In an agriculture economy that’s increasingly fixated on sustainability, the potential for insects as a livestock food source is nothing short of exciting. By 2022, the size of the insect feed market is expected to eclipse $1 billion.
The Potential for Insect Protein
The world’s population is increasing rapidly and with that growth comes a massive increase in demand for meat products, especially beef. To meet that demand, agricultural producers are ramping up their operations by increasing herd sizes and sourcing the best feed to improve meat quality.
One of the most important elements of livestock production is finding high quality sources of protein that enhance product value. With growing concerns surrounding the use of genetically modified protein sources, such as soybeans and maize, livestock farmers are looking for other reliable protein feed alternatives. Insect protein could theoretically solve their problem.
Nutritional benefits of insects as feed:
- Insects are protein-rich sources of food
- Insects are rich in micronutrients, including iron and vitamins
Insect protein is the real key to the viability of insects as a livestock feed source. Many experts even believe that insects could help solve the problem of global food scarcity. Why? Because more than 1,900 insect species are edible, by humans and livestock, which means the potential to become a sustainable food supply is legitimate.
Insect proteins are one of the most abundant sources of alternative proteins on the planet.

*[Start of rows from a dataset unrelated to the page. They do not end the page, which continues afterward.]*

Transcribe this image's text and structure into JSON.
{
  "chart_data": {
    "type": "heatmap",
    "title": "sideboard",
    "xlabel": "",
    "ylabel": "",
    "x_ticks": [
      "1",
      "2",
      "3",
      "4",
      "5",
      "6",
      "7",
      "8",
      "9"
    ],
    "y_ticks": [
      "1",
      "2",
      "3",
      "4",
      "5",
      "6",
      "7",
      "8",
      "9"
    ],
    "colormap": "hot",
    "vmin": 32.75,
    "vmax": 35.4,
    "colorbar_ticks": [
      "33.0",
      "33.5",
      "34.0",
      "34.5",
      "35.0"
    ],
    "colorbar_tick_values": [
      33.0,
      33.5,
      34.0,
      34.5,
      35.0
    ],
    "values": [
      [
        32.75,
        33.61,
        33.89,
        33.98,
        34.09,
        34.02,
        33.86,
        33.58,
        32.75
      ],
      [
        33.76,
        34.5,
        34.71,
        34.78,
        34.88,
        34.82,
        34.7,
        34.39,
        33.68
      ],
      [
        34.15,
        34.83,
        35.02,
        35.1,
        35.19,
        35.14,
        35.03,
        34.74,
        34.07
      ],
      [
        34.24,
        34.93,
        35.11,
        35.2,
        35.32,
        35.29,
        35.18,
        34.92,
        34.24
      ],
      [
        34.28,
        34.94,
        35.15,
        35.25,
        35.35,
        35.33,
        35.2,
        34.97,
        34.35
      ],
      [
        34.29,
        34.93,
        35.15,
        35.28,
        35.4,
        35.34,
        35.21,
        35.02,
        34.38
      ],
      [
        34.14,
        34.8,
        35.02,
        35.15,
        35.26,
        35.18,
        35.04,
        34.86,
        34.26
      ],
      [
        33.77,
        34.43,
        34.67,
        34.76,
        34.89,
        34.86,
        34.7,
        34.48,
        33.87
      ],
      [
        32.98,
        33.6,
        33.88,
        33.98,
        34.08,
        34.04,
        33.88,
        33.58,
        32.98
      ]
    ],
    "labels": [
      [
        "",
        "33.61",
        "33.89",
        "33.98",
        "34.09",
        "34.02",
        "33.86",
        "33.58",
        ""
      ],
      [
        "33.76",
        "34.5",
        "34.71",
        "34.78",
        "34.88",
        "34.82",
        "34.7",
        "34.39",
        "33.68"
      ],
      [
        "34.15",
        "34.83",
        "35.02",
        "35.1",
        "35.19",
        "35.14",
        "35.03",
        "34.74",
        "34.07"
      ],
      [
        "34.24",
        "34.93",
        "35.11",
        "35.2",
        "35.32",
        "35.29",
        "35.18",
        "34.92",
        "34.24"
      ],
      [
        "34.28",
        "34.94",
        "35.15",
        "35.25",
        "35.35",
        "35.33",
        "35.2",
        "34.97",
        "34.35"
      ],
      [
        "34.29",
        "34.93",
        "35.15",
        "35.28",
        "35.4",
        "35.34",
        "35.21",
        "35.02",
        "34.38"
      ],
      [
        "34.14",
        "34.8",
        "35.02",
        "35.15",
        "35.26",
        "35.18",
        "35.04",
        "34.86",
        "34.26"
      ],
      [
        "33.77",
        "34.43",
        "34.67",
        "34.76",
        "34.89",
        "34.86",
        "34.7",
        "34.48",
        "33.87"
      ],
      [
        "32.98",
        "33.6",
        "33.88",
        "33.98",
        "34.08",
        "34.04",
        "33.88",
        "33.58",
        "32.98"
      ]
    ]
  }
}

Unfortunately, a wide variety of regulatory and legal complexities have successfully blocked many advancements for the use of insect protein as a feed source.
Aquaculture feed regulations have been adopted much faster than other sectors of the agriculture industry. Case in point; almost every other species of livestock is still banned from the use of insects as a consumable product. The European Food Safety Authority (EFSA) released a statement on the matter saying that insects which were fed with plant-based materials don’t pose a risk, so long as insect producers comply with hygiene practices.
As interest in the potential for insect protein grows, more and more commissions and safety organizations are beginning to invest substantial amounts of time examining its viability as a food source. The International Platform of Insects for Food and Feed (IPIFF) released a position paper entitled, The use of Insect Proteins as Animal Feed, making their stance on the subject crystal clear:
“IPIFF is convinced that insects may soon constitute a reliable alternative or addition to existing protein sources in feed formulae for livestock animals.”
While the battle rages on in Europe, many countries have already adopted the practice of insect protein as a feed source. A study conducted in Kenya observed the potential of using the Black Soldier Fly (BSF) larvae as a livestock food source. Their findings suggested that insects could offer a better source of protein than soybean meal and fishmeal which are currently used in many poultry and aquaculture diets.
In Thailand cricket farming has been compared to broiler chicken production except for one significant fact; production has a lower impact on the environment.
It’s clear that insect protein has significant nutritional benefits, but it remains to be seen how quickly regulations will allow for wider acceptance. If more safety commissions begin approving the use of insect protein as a livestock feed source, the food production capacity of the agriculture industry could make impressive gains.